The Pittsburgh Steelers don't get to decide they'd rather play the New York Jets in the playoffs, records be damned, refusing to lace them up against the Jacksonville Jaguars. Every single columnist on Around the Horn would explode in righteous indignation.
Try explaining to a skeptical press that the New York market is bigger than North Florida's and that they'd make more money playing the Jets than the Jaguars. That's not the mental calculus we demand from our sports stars.
They play who they are told to play and the cream rises to the top. That's the goal of sports after all—putting it all on the line to see who comes out the champion.
For Jones to suggest otherwise, to say aloud that Machida is too tough a fight, shows a young champion in desperate need of a savvy adviser. He's secured the Nike endorsement, battled to the top of a tough sport and continues to grow as an athlete. Now he needs people around him crafting his public appearances instead of getting in fist fights backstage at the UFC.
There is a way to avoid a Machida fight without telling the audience, an audience who wants badly to consider you a warrior by the way, that it makes you nervous.

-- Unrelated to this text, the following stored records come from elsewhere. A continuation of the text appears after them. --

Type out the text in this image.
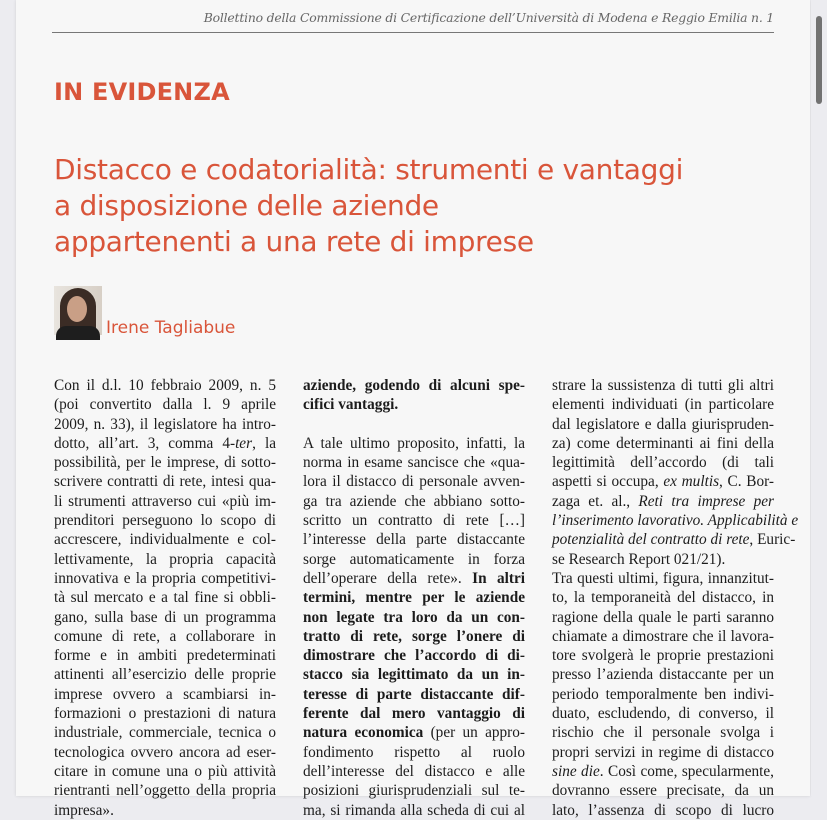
Bollettino della Commissione di Certificazione dell’Università di Modena e Reggio Emilia n. 1
IN EVIDENZA
Distacco e codatorialità: strumenti e vantaggi
a disposizione delle aziende
appartenenti a una rete di imprese
Irene Tagliabue
Con il d.l. 10 febbraio 2009, n. 5
(poi convertito dalla l. 9 aprile
2009, n. 33), il legislatore ha intro-
dotto, all’art. 3, comma 4-ter, la
possibilità, per le imprese, di sotto-
scrivere contratti di rete, intesi qua-
li strumenti attraverso cui «più im-
prenditori perseguono lo scopo di
accrescere, individualmente e col-
lettivamente, la propria capacità
innovativa e la propria competitivi-
tà sul mercato e a tal fine si obbli-
gano, sulla base di un programma
comune di rete, a collaborare in
forme e in ambiti predeterminati
attinenti all’esercizio delle proprie
imprese ovvero a scambiarsi in-
formazioni o prestazioni di natura
industriale, commerciale, tecnica o
tecnologica ovvero ancora ad eser-
citare in comune una o più attività
rientranti nell’oggetto della propria
impresa».
aziende, godendo di alcuni spe-
cifici vantaggi.
A tale ultimo proposito, infatti, la
norma in esame sancisce che «qua-
lora il distacco di personale avven-
ga tra aziende che abbiano sotto-
scritto un contratto di rete […]
l’interesse della parte distaccante
sorge automaticamente in forza
dell’operare della rete». In altri
termini, mentre per le aziende
non legate tra loro da un con-
tratto di rete, sorge l’onere di
dimostrare che l’accordo di di-
stacco sia legittimato da un in-
teresse di parte distaccante dif-
ferente dal mero vantaggio di
natura economica (per un appro-
fondimento rispetto al ruolo
dell’interesse del distacco e alle
posizioni giurisprudenziali sul te-
ma, si rimanda alla scheda di cui al
strare la sussistenza di tutti gli altri
elementi individuati (in particolare
dal legislatore e dalla giurispruden-
za) come determinanti ai fini della
legittimità dell’accordo (di tali
aspetti si occupa, ex multis, C. Bor-
zaga et. al., Reti tra imprese per
l’inserimento lavorativo. Applicabilità e
potenzialità del contratto di rete, Euric-
se Research Report 021/21).
Tra questi ultimi, figura, innanzitut-
to, la temporaneità del distacco, in
ragione della quale le parti saranno
chiamate a dimostrare che il lavora-
tore svolgerà le proprie prestazioni
presso l’azienda distaccante per un
periodo temporalmente ben indivi-
duato, escludendo, di converso, il
rischio che il personale svolga i
propri servizi in regime di distacco
sine die. Così come, specularmente,
dovranno essere precisate, da un
lato, l’assenza di scopo di lucro
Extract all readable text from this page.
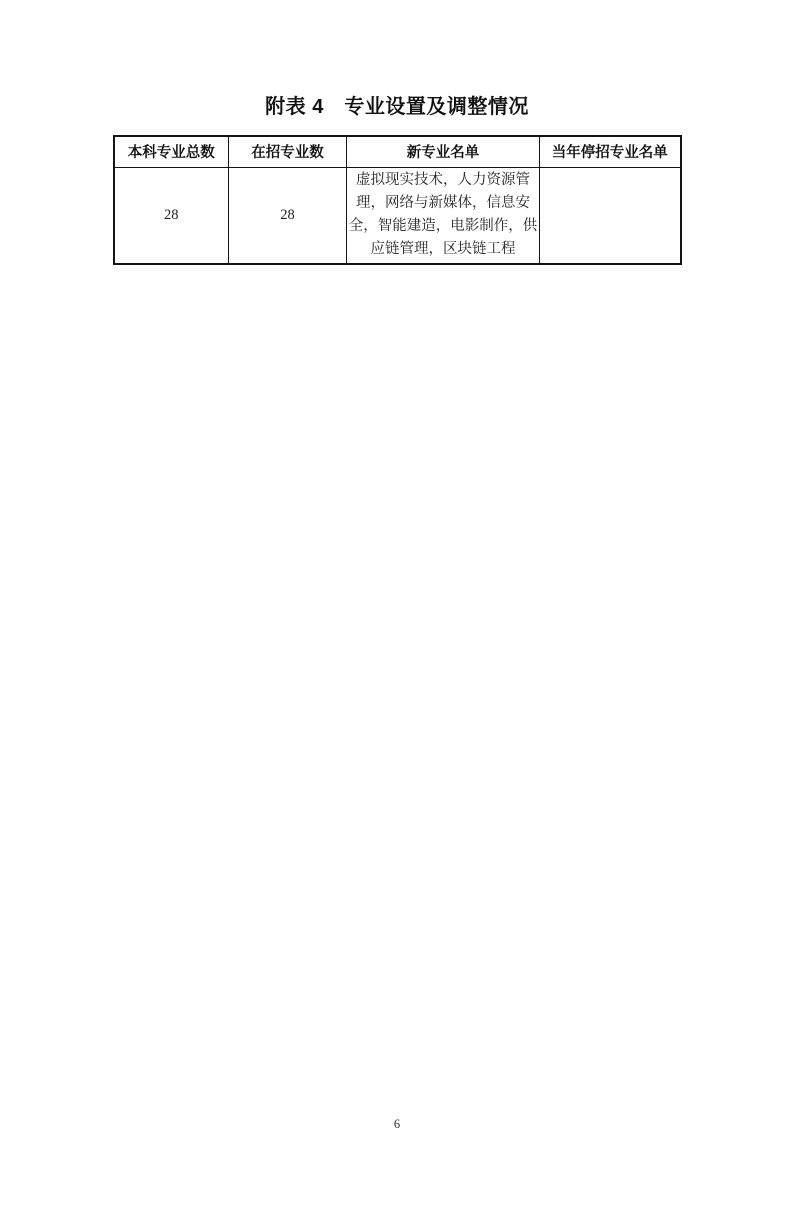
附表 4　专业设置及调整情况
本科专业总数	在招专业数	新专业名单	当年停招专业名单
28	28	虚拟现实技术，人力资源管理，网络与新媒体，信息安全，智能建造，电影制作，供应链管理，区块链工程	
6
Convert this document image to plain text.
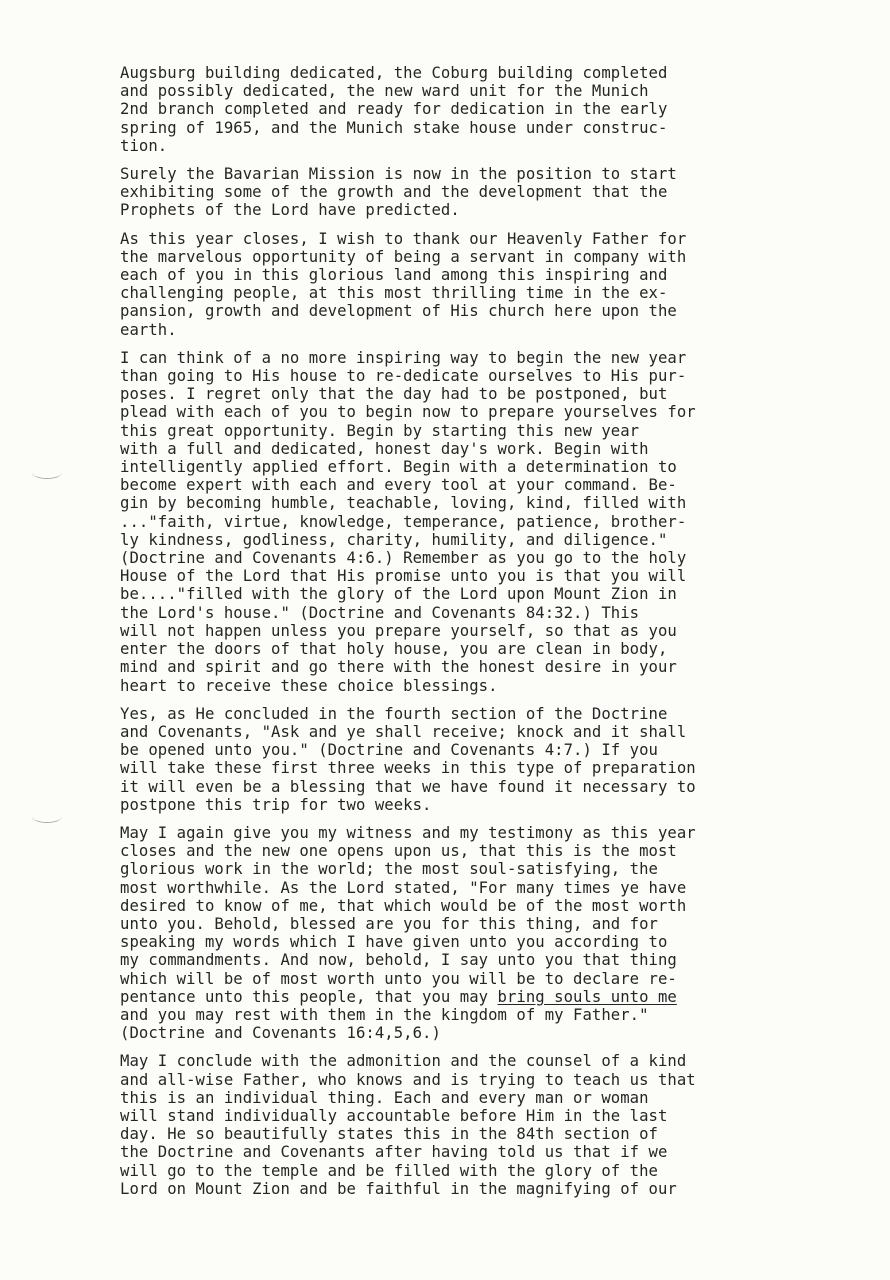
Augsburg building dedicated, the Coburg building completed
and possibly dedicated, the new ward unit for the Munich
2nd branch completed and ready for dedication in the early
spring of 1965, and the Munich stake house under construc-
tion.
Surely the Bavarian Mission is now in the position to start
exhibiting some of the growth and the development that the
Prophets of the Lord have predicted.
As this year closes, I wish to thank our Heavenly Father for
the marvelous opportunity of being a servant in company with
each of you in this glorious land among this inspiring and
challenging people, at this most thrilling time in the ex-
pansion, growth and development of His church here upon the
earth.
I can think of a no more inspiring way to begin the new year
than going to His house to re-dedicate ourselves to His pur-
poses. I regret only that the day had to be postponed, but
plead with each of you to begin now to prepare yourselves for
this great opportunity. Begin by starting this new year
with a full and dedicated, honest day's work. Begin with
intelligently applied effort. Begin with a determination to
become expert with each and every tool at your command. Be-
gin by becoming humble, teachable, loving, kind, filled with
..."faith, virtue, knowledge, temperance, patience, brother-
ly kindness, godliness, charity, humility, and diligence."
(Doctrine and Covenants 4:6.) Remember as you go to the holy
House of the Lord that His promise unto you is that you will
be...."filled with the glory of the Lord upon Mount Zion in
the Lord's house." (Doctrine and Covenants 84:32.) This
will not happen unless you prepare yourself, so that as you
enter the doors of that holy house, you are clean in body,
mind and spirit and go there with the honest desire in your
heart to receive these choice blessings.
Yes, as He concluded in the fourth section of the Doctrine
and Covenants, "Ask and ye shall receive; knock and it shall
be opened unto you." (Doctrine and Covenants 4:7.) If you
will take these first three weeks in this type of preparation
it will even be a blessing that we have found it necessary to
postpone this trip for two weeks.
May I again give you my witness and my testimony as this year
closes and the new one opens upon us, that this is the most
glorious work in the world; the most soul-satisfying, the
most worthwhile. As the Lord stated, "For many times ye have
desired to know of me, that which would be of the most worth
unto you. Behold, blessed are you for this thing, and for
speaking my words which I have given unto you according to
my commandments. And now, behold, I say unto you that thing
which will be of most worth unto you will be to declare re-
pentance unto this people, that you may bring souls unto me
and you may rest with them in the kingdom of my Father."
(Doctrine and Covenants 16:4,5,6.)
May I conclude with the admonition and the counsel of a kind
and all-wise Father, who knows and is trying to teach us that
this is an individual thing. Each and every man or woman
will stand individually accountable before Him in the last
day. He so beautifully states this in the 84th section of
the Doctrine and Covenants after having told us that if we
will go to the temple and be filled with the glory of the
Lord on Mount Zion and be faithful in the magnifying of our
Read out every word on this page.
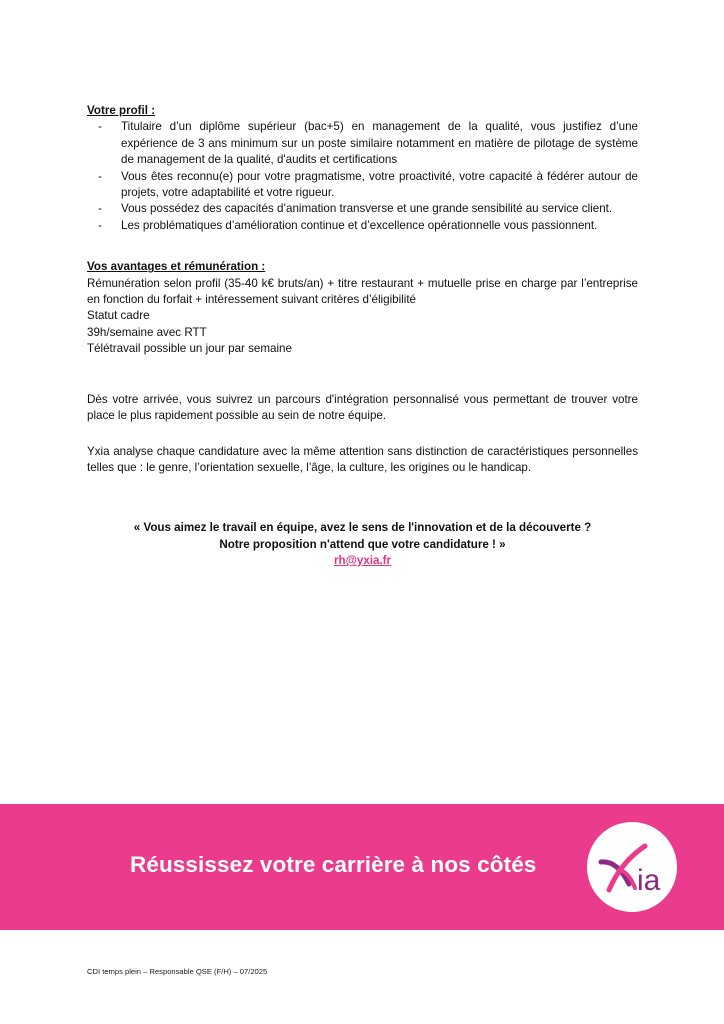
Votre profil :

- Titulaire d’un diplôme supérieur (bac+5) en management de la qualité, vous justifiez d’une expérience de 3 ans minimum sur un poste similaire notamment en matière de pilotage de système de management de la qualité, d'audits et certifications
- Vous êtes reconnu(e) pour votre pragmatisme, votre proactivité, votre capacité à fédérer autour de projets, votre adaptabilité et votre rigueur.
- Vous possédez des capacités d’animation transverse et une grande sensibilité au service client.
- Les problématiques d’amélioration continue et d’excellence opérationnelle vous passionnent.

Vos avantages et rémunération :

Rémunération selon profil (35-40 k€ bruts/an) + titre restaurant + mutuelle prise en charge par l’entreprise en fonction du forfait + intéressement suivant critères d’éligibilité

Statut cadre

39h/semaine avec RTT

Télétravail possible un jour par semaine

Dès votre arrivée, vous suivrez un parcours d'intégration personnalisé vous permettant de trouver votre place le plus rapidement possible au sein de notre équipe.

Yxia analyse chaque candidature avec la même attention sans distinction de caractéristiques personnelles telles que : le genre, l’orientation sexuelle, l’âge, la culture, les origines ou le handicap.

« Vous aimez le travail en équipe, avez le sens de l'innovation et de la découverte ?

Notre proposition n'attend que votre candidature ! »

rh@yxia.fr

Réussissez votre carrière à nos côtés	ia
CDI temps plein – Responsable QSE (F/H) – 07/2025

As an audience we are trained to read between the lines.
For example, if I told you a young starlet was hospitalized due to "exhaustion," you'd know that she was sniffing coke like it was still the 1980's. If I tell you an athlete was holding out because the team wasn't giving him enough "respect," you'd know he wanted a new contract. These are unspoken truths that we all understand.
Had Jones said "Machida isn't an interesting fight for me," we'd have known just what he meant. He didn't need to say the actual words. Never say the actual words!
In a sport built on machismo, it remains to be seen how well Jones's calculated capitalism, his borderline cowardice, will sit with the audience that likes its fighter fearless and as tough as they come.
Jones has worked his way to the top of a sport with a fandom dying to find someone to love. Unfortunately, he's doing everything in his power to make sure the next big star is someone, anyone, other than Jon Jones.